Enfants… dehors !Reportages

26 juillet 2011

Jouer à l’extérieur, sur une aire de jeu, dans les bois ou en rue… un plaisir ! Pourtant, les enfants sont souvent confinés entre quatre murs. Et quand ils sont dehors, on ne les lâche pas d’une semelle. « De peur de… » Une surprotection qui peut nuire au développement et à l’autonomie de l’enfant. Il s’agit donc pour les parents et les pédagogues de trouver un juste milieu.
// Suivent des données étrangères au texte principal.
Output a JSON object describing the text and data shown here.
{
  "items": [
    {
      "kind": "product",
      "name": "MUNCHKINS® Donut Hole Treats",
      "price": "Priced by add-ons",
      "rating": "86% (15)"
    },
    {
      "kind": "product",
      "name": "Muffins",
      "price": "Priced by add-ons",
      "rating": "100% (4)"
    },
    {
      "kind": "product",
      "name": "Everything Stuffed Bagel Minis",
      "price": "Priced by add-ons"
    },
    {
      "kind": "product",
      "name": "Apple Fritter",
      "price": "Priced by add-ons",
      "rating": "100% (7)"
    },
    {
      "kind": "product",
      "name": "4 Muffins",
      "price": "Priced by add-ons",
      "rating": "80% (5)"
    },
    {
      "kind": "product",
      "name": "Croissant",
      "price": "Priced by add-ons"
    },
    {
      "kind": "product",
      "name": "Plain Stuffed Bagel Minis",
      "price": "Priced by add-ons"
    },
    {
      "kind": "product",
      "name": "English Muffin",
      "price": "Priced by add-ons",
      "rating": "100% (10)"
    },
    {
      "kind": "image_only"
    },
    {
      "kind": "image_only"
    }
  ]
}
« Repensez à votre espace de jeu préféré quand vous étiez enfant… Je vais maintenant vous poser deux questions. Pour chacune d’elles, si la réponse est oui, levez-vous. » Bref silence… « Cet endroit de jeu se situait-il en extérieur ? Avait-t-il lieu hors de l’assistance d’adultes ? » À deux reprises, l’écrasante majorité de l’assistance se lève. Un exercice simple mais révélateur proposé par Tim Gill pour introduire son intervention à la conférence « Quand les enfants jouent à l’extérieur »*.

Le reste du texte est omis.